Interviewee: Mike Henley, Consultant Urologist & Medical Director

The requirement to see new cancer patients and provide follow up appointments has been a struggle during COVID-19. Focus has been on seeing as many patients as possible, but the issue going forward revolves around the capacity of consultant staff & specialist nurses, particularly in secondary care.

Approach/Methodology

There was a realisation that if a review was completed on how patients suffering with prostate cancer are followed up, it would be possible to make changes. This would free up time for consultants and specialist nurses to do higher level jobs, whilst managing to maintain patient safety.

A need was identified to find new people who currently did not have the skills required but who could be upskilled to look after a patient group with moderately complex care needs who are mainly classed as ‘safe’ with an element of things that could go wrong. It was felt that the use of an expert system would be a way to achieve this and this was tackled in two different ways.

In Hull, there was interest in this being run as a hub approach, with a couple of centres looking after the patient group. In East Riding, the preference was that GP’s wanted to take care of own patients. The two different groups were run in parallel, one being a hub that had expertise and looked after people across practices, and the other as an individual practice basis.

An expert system was used, built on expert standards of care. This was tested on real patients (it had been started in 2012 in south Derbyshire so there was a degree of knowledge that this worked when it came to Hull and East Riding).
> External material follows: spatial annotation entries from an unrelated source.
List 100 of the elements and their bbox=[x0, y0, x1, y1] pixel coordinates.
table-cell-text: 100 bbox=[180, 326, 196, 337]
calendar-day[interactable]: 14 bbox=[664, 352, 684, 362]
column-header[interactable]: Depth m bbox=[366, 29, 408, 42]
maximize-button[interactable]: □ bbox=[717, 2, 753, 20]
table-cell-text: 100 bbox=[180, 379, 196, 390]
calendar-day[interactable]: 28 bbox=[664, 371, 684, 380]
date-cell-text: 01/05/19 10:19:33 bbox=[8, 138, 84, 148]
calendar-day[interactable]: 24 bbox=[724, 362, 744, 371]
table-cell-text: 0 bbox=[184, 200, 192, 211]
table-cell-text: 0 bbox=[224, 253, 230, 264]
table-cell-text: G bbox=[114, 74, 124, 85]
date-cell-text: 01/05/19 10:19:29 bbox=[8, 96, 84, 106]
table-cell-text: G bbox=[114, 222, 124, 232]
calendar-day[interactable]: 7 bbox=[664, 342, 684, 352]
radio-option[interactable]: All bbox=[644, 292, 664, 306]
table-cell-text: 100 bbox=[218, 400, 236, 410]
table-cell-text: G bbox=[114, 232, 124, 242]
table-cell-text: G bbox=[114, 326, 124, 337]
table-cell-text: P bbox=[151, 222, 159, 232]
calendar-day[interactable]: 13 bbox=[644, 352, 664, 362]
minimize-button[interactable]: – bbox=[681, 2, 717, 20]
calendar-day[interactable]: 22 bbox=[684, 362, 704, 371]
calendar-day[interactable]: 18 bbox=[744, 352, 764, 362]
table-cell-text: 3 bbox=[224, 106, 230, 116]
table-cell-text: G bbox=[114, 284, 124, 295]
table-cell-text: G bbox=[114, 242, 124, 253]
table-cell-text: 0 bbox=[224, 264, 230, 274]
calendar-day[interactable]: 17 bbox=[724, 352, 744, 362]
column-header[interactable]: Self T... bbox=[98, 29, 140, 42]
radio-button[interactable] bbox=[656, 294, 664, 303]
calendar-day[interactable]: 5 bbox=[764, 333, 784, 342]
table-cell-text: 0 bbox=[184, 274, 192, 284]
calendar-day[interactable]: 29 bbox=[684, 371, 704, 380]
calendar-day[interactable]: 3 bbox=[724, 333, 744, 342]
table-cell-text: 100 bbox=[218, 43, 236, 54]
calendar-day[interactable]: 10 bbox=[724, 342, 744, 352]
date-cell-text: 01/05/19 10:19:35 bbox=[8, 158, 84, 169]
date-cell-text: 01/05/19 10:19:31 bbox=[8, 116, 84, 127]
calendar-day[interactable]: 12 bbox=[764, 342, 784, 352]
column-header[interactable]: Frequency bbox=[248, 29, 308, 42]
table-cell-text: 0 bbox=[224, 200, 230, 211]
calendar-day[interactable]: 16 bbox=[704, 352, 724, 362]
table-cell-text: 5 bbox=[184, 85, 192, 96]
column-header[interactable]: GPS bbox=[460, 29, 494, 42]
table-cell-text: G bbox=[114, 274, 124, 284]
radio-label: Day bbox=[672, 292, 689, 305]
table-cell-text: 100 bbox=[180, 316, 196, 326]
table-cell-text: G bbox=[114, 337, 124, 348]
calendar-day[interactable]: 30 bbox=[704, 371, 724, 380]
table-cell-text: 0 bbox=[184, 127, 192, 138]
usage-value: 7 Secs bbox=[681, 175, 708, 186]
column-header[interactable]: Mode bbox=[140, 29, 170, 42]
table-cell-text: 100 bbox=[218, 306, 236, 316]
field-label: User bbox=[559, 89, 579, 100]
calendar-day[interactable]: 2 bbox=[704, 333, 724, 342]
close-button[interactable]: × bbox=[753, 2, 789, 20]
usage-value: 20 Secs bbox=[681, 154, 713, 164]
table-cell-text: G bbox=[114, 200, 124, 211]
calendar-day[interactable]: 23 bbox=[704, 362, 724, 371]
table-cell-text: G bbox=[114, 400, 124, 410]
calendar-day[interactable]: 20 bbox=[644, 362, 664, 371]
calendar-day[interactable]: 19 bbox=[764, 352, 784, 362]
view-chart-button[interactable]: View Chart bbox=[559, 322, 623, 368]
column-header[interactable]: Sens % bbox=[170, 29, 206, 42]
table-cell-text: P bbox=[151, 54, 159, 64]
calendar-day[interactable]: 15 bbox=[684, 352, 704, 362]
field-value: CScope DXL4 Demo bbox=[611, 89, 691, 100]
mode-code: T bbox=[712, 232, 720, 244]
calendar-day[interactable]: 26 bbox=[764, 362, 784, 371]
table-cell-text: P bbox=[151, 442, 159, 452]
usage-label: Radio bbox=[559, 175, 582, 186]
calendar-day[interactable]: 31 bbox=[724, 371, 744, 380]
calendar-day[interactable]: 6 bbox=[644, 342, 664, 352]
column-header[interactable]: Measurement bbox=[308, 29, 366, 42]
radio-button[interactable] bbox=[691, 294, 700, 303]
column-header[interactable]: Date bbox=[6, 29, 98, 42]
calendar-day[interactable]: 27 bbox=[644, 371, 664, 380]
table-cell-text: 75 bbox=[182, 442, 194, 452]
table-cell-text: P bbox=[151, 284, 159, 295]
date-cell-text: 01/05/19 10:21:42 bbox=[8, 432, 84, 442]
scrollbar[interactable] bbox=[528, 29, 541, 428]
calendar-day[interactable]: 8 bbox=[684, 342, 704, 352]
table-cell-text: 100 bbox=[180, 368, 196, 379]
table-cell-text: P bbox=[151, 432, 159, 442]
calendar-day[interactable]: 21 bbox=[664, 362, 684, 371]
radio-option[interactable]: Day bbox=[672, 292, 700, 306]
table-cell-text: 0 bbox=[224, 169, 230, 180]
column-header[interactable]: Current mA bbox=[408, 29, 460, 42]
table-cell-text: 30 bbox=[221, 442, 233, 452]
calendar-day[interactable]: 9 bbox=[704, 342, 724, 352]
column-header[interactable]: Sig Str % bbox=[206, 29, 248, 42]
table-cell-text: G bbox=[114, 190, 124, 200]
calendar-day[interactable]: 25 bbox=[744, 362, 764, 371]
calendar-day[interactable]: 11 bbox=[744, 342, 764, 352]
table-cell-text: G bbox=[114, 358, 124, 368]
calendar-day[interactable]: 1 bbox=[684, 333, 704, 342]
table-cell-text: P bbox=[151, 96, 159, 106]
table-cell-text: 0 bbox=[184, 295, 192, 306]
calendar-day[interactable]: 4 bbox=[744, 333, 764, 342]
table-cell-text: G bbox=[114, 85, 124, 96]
Patients have regular appointments once every 6 months consisting of a blood test followed up by a nurse, over the telephone, asking a few clinical questions and completing an online form with the blood test result added in too. The system knows about the patient (treatments received and pathway they are on) and it can work out whether the patient is still well or is in need of intervention i.e. whether they have recurrent cancer or if they are still safe. This is facilitated by a discharge nurse at the hospital, the patient is then discharged into the community. There is a further update to this which is patient led and they manage their own care, completing all info on their device where the data is married up.

Impact

The innovation has freed up consultant time to see patients (equivalent of 2 consultants doing a new patient clinic per week). This has had a significant impact on the number of patients who can now be seen, 20 new patients a week or 44 observations a week, which is a big impact in ongoing care.

Both models have worked well in the community, practices are happy, and the support calls are similar from the two, there is   preference for the hub as looking after 4 centres is much easier than looking after 37 individual GP practices

Once business cases were passed, an initial round of location training was completed and investment made into lead local trainer’s, for both East Riding and Hull to enable a cascade of further training, this has worked well. Training has been a mixture of virtual and face-to-face, due to Covid -19.

Next Steps

Ideally, there is a desire to continue virtual appointments. Currently 1600 appointments are completed per year over both sites, the cost to see all of these as a hospital service would be £100k per year. Using new methods a 60-70k saving would be seen , potentially enabling  2 new single consultants to see new patients.

Post COVID-19, there is a desire to use this more broadly across the network as it is a proven system so there is a need to prove its worth as more of the same would be of benefit.

The direct patient module has been built and would benefit from a trial, for which places are being identified to carry this out. The system has been written in a modular way so other conditions could be slotted in e.g. some of the blood disorders which have similarities to prostate cancer, as well as for breast cancer etc,  leading to bigger savings across the system.

Key Learning Points

Remote monitoring is excellent; however, there is a need to look to the future. If the same staff are utilised and it is taking the same duration, then transport costs/parking fees have been saved, but perhaps things have not changed as much as anticipated. This system is remote but also changes the grade of the staff who are able to look after the patient. The hybrid of remote monitoring including some AI is optimal and will result in the most savings, alongside freeing up consultants and specialist nurses to fulfil that role.

  • Ensure there is clinical buy-in and able managers to introduce this plus financial support to start with.
  • There is an appetite for change and support with this will provide relief for staff and patients. Stable cancers require some change and support is critical.
  • Empowerment of people to get on with things is needed and to just say ‘yes’.